W tym miesiącu znów licho pod względem kosmetycznym. Zakupiłam tylko 3 żele Balea. W Aleksandrowie pod Łodzią jest sklep z niemiecką chemią. Prowadzi go moja droga koleżanka Ela. Więc bliskie sercu źródełko. Zaraziłam się od Agnieszki, ale nie mogę powiedzieć, że to najlepsze żele pod prysznic jakimi było mi dane raczyć się w trakcie kąpieli. Trafiają się lepsze ładniej pachnące i o jednym z nich wkrótce wam napiszę.
W tym miesiącu znów poszalałam z dodatkami. Cóż zawsze stroniłam od kupowania biżuterii jednak pora nadrobić. Chwytając okazje kupiłam 4 bransoletki.

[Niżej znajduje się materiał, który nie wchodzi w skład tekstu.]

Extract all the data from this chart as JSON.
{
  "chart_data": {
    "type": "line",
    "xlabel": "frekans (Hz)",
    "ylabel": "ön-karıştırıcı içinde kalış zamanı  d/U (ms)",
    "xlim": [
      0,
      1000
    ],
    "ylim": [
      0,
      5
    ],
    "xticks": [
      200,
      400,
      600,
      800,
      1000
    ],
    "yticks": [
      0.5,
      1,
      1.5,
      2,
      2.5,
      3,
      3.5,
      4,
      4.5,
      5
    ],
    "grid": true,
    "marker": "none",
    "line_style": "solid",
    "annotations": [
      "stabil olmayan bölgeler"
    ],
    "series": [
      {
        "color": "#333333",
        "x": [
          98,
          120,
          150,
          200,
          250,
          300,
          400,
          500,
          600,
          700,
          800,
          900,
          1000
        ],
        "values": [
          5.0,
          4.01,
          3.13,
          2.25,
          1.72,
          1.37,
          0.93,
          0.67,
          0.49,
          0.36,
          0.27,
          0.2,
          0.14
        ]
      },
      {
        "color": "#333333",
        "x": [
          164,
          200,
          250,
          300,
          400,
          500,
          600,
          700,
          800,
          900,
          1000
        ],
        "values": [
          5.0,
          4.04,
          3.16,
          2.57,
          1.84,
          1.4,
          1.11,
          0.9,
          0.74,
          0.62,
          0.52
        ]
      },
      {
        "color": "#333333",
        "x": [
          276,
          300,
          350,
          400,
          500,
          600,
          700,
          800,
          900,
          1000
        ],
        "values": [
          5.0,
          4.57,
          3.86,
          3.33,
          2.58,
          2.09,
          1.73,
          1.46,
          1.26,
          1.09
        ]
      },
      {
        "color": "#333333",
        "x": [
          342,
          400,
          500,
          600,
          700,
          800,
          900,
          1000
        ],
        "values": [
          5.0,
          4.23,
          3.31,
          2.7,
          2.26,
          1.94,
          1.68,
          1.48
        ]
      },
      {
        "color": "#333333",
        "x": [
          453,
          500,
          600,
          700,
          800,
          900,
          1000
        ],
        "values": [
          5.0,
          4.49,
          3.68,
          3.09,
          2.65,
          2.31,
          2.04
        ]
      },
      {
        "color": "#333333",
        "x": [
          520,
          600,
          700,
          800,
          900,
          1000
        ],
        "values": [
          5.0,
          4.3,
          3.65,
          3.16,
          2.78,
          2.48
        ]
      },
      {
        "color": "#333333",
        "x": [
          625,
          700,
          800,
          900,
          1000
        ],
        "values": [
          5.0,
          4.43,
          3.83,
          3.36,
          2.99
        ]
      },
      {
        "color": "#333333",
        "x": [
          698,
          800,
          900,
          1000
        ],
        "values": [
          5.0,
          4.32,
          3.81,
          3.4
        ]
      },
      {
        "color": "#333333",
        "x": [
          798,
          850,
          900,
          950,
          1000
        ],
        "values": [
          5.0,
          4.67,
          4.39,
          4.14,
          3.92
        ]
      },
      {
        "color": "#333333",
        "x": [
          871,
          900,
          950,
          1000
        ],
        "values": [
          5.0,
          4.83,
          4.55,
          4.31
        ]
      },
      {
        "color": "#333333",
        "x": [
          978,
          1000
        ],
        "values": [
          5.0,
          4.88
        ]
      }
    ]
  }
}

Oto wężykowy łańcuszek w czarnym kolorze. Zawieszę na nim drobiazgi i będzie wyglądał genialnie. Pochodzi z Pepko i zapłaciłam za niego 4,99.
Oto kolejna bransoletka z Pepko. Kupiłam jedynie ze względu na gwiazdki. W dalszym ciągu notki dowiecie się dlaczego. Wydałam 4,99.Uwaga w trakcie aktualizowania notki jestem zmuszona dodać informację na temat stanu mojej gwiazdkowej bransoletki- Uległa dezintegracji po 1 użyciu :D Pozdrawiamy jakość biżuterii Pepko... Jednorazówka za 4,99 no dobra wybaczę nie zbiedniałam.
Ten pakiet bransoletek kupiłam w pobliskim SH. Gdzie poza używanymi ciuchami można dostać nową biżuterie. Bardzo sympatyczne miejsce. Zapłaciłam za nią 9 zł.
W tym samym miejscu nabyłam tego słodziaka ze słonikiem na szczęście. Za 10 zł.
Znów Pepko.
Tym razem kolczyki z rzemyka. Za uwaga 1,99.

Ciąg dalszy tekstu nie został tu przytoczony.